The paper addresses PDE-constrained optimal control in infinite-dimensional spaces by replacing online PDE solvers with differentiable neural operator surrogates. It introduces Time-Integrated Deep Operator Networks (TI-DON) to learn the instantaneous temporal derivative and couples them with classical integrators to preserve causal evolution, enabling stable long-horizon predictions. These surrogates are integrated with Differentiable Predictive Control (DPC) to train a parametric neural policy offline via backpropagation through the closed-loop dynamics, eliminating the need for supervisory controllers. Empirical results on the heat, Burgers', and Fisher-KPP equations demonstrate accurate target tracking, shock mitigation, and population-density control, with policies generalizing across initial conditions and problem parameters and transferring to high-fidelity finite-difference solvers. Open-source code supports reproducibility and further research in PDE-constrained, model-based self-supervised control.

Abstract

We present an end-to-end learning to control framework for partial differential equations (PDEs).

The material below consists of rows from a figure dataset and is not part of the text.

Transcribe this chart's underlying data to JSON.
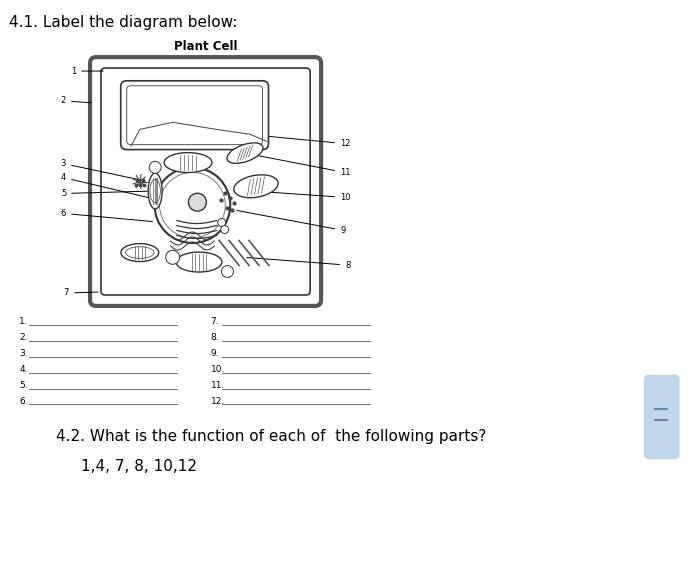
{
  "title_41": "4.1. Label the diagram below:",
  "diagram_title": "Plant Cell",
  "answer_lines_left": [
    "1",
    "2",
    "3",
    "4",
    "5",
    "6"
  ],
  "answer_lines_right": [
    "7",
    "8",
    "9",
    "10",
    "11",
    "12"
  ],
  "question_42": "4.2. What is the function of each of  the following parts?",
  "question_42b": "1,4, 7, 8, 10,12",
  "bg_color": "#ffffff",
  "text_color": "#000000",
  "title_fontsize": 11,
  "diagram_title_fontsize": 8.5,
  "answer_fontsize": 6.5,
  "question_fontsize": 11,
  "label_fontsize": 6
}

Our approach integrates Time-Integrated Deep Operator Networks (TI-DeepONets) as differentiable PDE surrogate models within the Differentiable Predictive Control (DPC)-a self-supervised learning framework for constrained neural control policies. The TI-DeepONet architecture learns temporal derivatives and couples them with numerical integrators, thus preserving the temporal causality of infinite-dimensional PDEs while reducing error accumulation in long-horizon predictions. Within DPC, we leverage automatic differentiation to compute policy gradients by backpropagating the expectations of optimal control loss through the learned TI-DeepONet, enabling efficient offline optimization of neural policies without the need for online optimization or supervisory controllers. We empirically demonstrate that the proposed method learns feasible parametric policies across diverse PDE systems, including the heat, the nonlinear Burgers', and the reaction-diffusion equations. The learned policies achieve target tracking, constraint satisfaction, and curvature minimization objectives, while generalizing across distributions of initial conditions and problem parameters. These results highlight the promise of combining operator learning with DPC for scalable, model-based self-supervised learning in PDE-constrained optimal control.

Paper Structure

This paper contains 15 sections, 11 equations, 4 figures, 1 table, 2 algorithms.

Figures (4)

  • Figure 1: Schematic of the proposed Differentiable Predictive Control with Neural Operators. Forward propagation (green dashed arrows) computes control actions via a neural policy and evolves the system dynamics through a time-integrated neural operator. Backward propagation (dashed red arrows) computes gradients by differentiating through the closed-loop system, enabling end-to-end learning of constrained control policies for PDEs.
  • Figure 2: HE control performance. Each scenario shows: (left) uncontrolled evolution from initial state (blue) to final state (red) versus target (black dotted); (middle) controlled trajectory achieving target; (right) applied control signals $f_i(t)$.
  • Figure 3: BE shock control. Each row: (left) uncontrolled shock development; (middle) controlled smooth evolution; (right) control signals $f_i(t)$; (far right) curvature loss reduction.
  • Figure 4: RDE density control. Each row shows: (left) uncontrolled evolution from initial state (blue) to final state (red) versus target (black dotted); (middle) controlled trajectory achieving target; (right) applied control signals $f_i(t)$.